Update 06/17/2019: AnyVision has raised an additional $31 million Series A financing round to continue growing the company’s existing geographies and industry verticals. This brings the company’s total funding to $74 million to date.
Update 09/04/2020: AnyVision has raised $43 million in new funding to scale its Touchless Access Control and Remote Authentication products. This brings the company’s total funding to $117 million to date.
Facial Recognition Hardware
Reconova is another facial recognition startup out of China. Founded in 2011, it raised $15 million in a Series B last year, followed by an undisclosed round in May led by Intel (NASDAQ:INTC). It also has some impressive customers, including Alibaba (NYSE:BABA), JD.com (NASDAQ:JD), Huawei and Xiaomi. In addition to developing facial recognition technologies with better than 95 percent accuracy, Reconova also produces hardware, including what the company claims is China’s first HD network camera with a built-in chip specially designed for facial recognition:
Other products include a Face-ID verification terminal to capture faces and compare them against profile pictures read from ID materials or QR codes. Say, “cheese.”

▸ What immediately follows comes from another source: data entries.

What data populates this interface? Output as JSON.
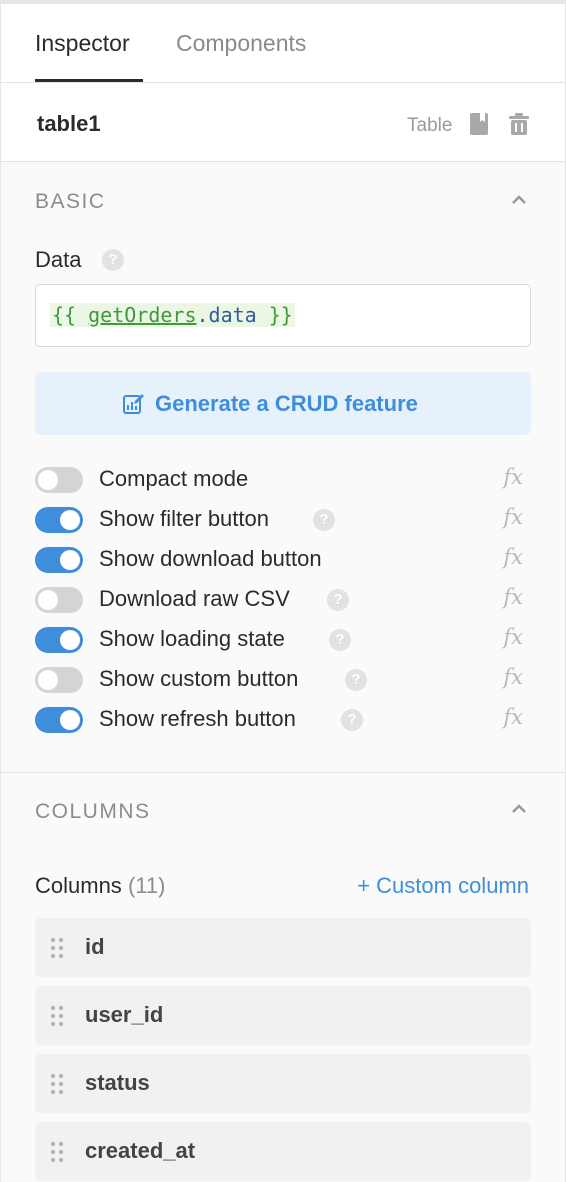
{
  "tabs": [
    {
      "label": "Inspector",
      "active": true
    },
    {
      "label": "Components",
      "active": false
    }
  ],
  "component": {
    "name": "table1",
    "type": "Table"
  },
  "basic": {
    "title": "BASIC",
    "data_label": "Data",
    "data_value": {
      "open": "{{ ",
      "ident": "getOrders",
      "rest": ".data",
      "close": " }}"
    },
    "crud_button": "Generate a CRUD feature",
    "toggles": [
      {
        "label": "Compact mode",
        "on": false,
        "help": false
      },
      {
        "label": "Show filter button",
        "on": true,
        "help": true
      },
      {
        "label": "Show download button",
        "on": true,
        "help": false
      },
      {
        "label": "Download raw CSV",
        "on": false,
        "help": true
      },
      {
        "label": "Show loading state",
        "on": true,
        "help": true
      },
      {
        "label": "Show custom button",
        "on": false,
        "help": true
      },
      {
        "label": "Show refresh button",
        "on": true,
        "help": true
      }
    ],
    "fx_label": "fx",
    "help_glyph": "?"
  },
  "columns_section": {
    "title": "COLUMNS",
    "label": "Columns",
    "count": "(11)",
    "add_custom": "+ Custom column",
    "items": [
      "id",
      "user_id",
      "status",
      "created_at"
    ]
  },
  "colors": {
    "accent": "#3f8edb",
    "toggle_off": "#d4d4d4",
    "code_green": "#3e9a3a"
  }
}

Facial Recognition for Video Creation
Founded in 2013, Cynny out of Italy has raised about $14 million for a facial recognition platform for mobile called MorphCast. Cynny claims that it can tailor videos (and marketing) based solely on the user’s facial features via the mobile device’s camera. The AI can recognize gender with 95 percent accuracy, and reputedly does even better with emotions, scoring 97 percent accuracy. It can even determine age within seven years, which is better than most sideshow carnies.
Facial Recognition for Catching Shoplifters
Founded way, way back in 2007, FaceFirst out of the Los Angeles area has only raised $9.5 million, suggesting it might actually be turning some sort of profit. The startup focuses on surveillance, particularly in retail. FaceFirst says its retail security facial recognition platform reduces shoplifting by 34 percent, and in-store violence by 91 percent on average. In addition, FaceFirst recently rolled out a fraud detection solution that catches people who try to return products which they did not purchase at a store. We hope this doesn’t affect our REI membership.
And, by the way, retailers don’t have to tell you that they’re collecting biometric data in any state except Illinois, where it’s been illegal to do since 2008, according to BuzzFeed.
The recent spate of news about the lack of online privacy—whether we’re talking about Google tracking your location or Facebook selling your baby photos for advertising dollars—should convince you that the Brave New World of Huxley and Orwell is here to stay. Facial recognition is one of the fastest evolving technologies in this emerging milieu. Machines will be able to spot each of us instantly, recognize our emotions, and maybe even detect disease, simply from scanning the peaks and crevices of our faces, as we go about our daily lives.
The companies that are refining these facial recognition technologies are developing one of the underlying platforms for this smart future of the 21st century and beyond. Keep an eye out, especially, on SenseTime and Megvii. Chinese startups are going public faster than a fat man consuming food at an all-you-can-eat Chinese buffet, with NIO, CooTek and Liulishuo all filing IPOs recently.